Getting Started for AI-First Builders

Dot•requirements gives your AI assistant structured context about what you’re building, so it writes better code and tests that actually validate the right things.

What You’ll Get

  • AI gets it right the first time — clear requirements mean fewer rewrites and less debugging imprecise assumptions
  • Day-two features have a foundation — your AI assistant can read what came before
  • Tests stay honest — linking tests to requirements means you can trust they’re validating the behaviour you asked for
  • Build-first is fine — prototype first, capture requirements after; you get the same strong foundation either way

Set Up

One command:

npx @popoverai/dotrequirements init

This will:

  • Create or connect to a project
  • Configure your AI assistant to use dot•requirements

A cloud account is optional, but it enables style checking, test review, and coverage sync — the features that make AI-assisted development actually work well.

Supported assistants:

  • Claude Code
  • Cursor
  • OpenAI Codex
  • GitHub Copilot
  • Google Antigravity
  • Claude Desktop

After setup, restart your AI assistant for changes to take effect.

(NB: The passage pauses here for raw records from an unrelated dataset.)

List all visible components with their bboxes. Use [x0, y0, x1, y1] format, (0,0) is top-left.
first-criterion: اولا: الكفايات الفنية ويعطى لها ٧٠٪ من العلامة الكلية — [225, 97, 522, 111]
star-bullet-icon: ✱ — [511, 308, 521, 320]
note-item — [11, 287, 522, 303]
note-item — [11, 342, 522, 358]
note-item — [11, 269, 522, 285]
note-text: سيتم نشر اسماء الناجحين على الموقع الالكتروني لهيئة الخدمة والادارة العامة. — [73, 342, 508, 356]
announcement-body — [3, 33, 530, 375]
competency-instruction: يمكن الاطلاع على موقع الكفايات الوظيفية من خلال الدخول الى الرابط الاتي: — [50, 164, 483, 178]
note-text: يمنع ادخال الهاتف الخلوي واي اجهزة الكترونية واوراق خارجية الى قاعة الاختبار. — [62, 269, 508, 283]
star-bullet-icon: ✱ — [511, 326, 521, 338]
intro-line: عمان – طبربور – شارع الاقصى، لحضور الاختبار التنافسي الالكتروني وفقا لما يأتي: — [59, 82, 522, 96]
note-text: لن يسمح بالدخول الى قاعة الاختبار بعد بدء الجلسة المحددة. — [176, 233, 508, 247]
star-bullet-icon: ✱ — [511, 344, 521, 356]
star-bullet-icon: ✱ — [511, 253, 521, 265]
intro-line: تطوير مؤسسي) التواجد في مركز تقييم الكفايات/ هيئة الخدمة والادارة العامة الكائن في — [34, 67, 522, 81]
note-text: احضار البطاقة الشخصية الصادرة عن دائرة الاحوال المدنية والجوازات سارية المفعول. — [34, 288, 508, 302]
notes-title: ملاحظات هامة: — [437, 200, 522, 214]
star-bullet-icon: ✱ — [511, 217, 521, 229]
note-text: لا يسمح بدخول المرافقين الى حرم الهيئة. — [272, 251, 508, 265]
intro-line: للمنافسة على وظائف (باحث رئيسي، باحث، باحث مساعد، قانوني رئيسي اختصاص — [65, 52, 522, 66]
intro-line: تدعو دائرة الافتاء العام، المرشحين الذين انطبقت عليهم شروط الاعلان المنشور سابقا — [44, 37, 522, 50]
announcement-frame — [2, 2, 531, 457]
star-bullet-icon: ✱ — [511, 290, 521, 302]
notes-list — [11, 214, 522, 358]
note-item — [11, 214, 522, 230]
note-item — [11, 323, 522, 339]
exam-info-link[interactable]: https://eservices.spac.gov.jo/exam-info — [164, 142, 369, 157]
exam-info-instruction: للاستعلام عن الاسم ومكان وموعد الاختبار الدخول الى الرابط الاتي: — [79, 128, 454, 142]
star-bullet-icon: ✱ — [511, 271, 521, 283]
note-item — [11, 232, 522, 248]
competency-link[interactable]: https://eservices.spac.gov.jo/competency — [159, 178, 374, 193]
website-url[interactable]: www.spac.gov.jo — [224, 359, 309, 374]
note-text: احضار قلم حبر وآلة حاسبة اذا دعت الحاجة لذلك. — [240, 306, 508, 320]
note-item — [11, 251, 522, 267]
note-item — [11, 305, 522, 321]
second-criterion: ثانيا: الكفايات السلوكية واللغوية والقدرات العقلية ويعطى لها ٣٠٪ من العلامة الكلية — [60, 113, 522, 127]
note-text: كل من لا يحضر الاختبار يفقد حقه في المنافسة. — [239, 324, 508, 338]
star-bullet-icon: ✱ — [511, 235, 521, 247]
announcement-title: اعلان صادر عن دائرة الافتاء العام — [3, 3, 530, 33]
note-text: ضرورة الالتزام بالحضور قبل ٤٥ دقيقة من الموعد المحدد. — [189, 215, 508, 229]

Optional: To get the dotreq shorthand for future use, install globally:

npm install -g @popoverai/dotrequirements

The Workflow

Once MCP is configured, your AI assistant can use dot•requirements tools. Here’s how a typical feature development looks:

You describe what you want to build

“Add a login page with email and password. Users should see an error if credentials are wrong, and get redirected to the dashboard on success.”

AI captures requirements

Your assistant will ask: “Should we capture what this should do before we build it?”

If you say yes, it:

  1. Creates a requirements document with clear, testable statements
  2. Runs style_check to catch clarity issues
  3. Shows you the requirements for review

You review and approve

Check that the requirements capture your intent. Adjust if needed. The AI pushes approved requirements to the cloud with push_requirements.

AI implements and tests

Your assistant writes the code, then writes tests that reference the requirements.

After writing tests, the AI runs review_test to verify tests actually validate what the requirements specify — not just that they pass.

You accept the result

Run the tests, verify the implementation works, and move on. Coverage is tracked automatically.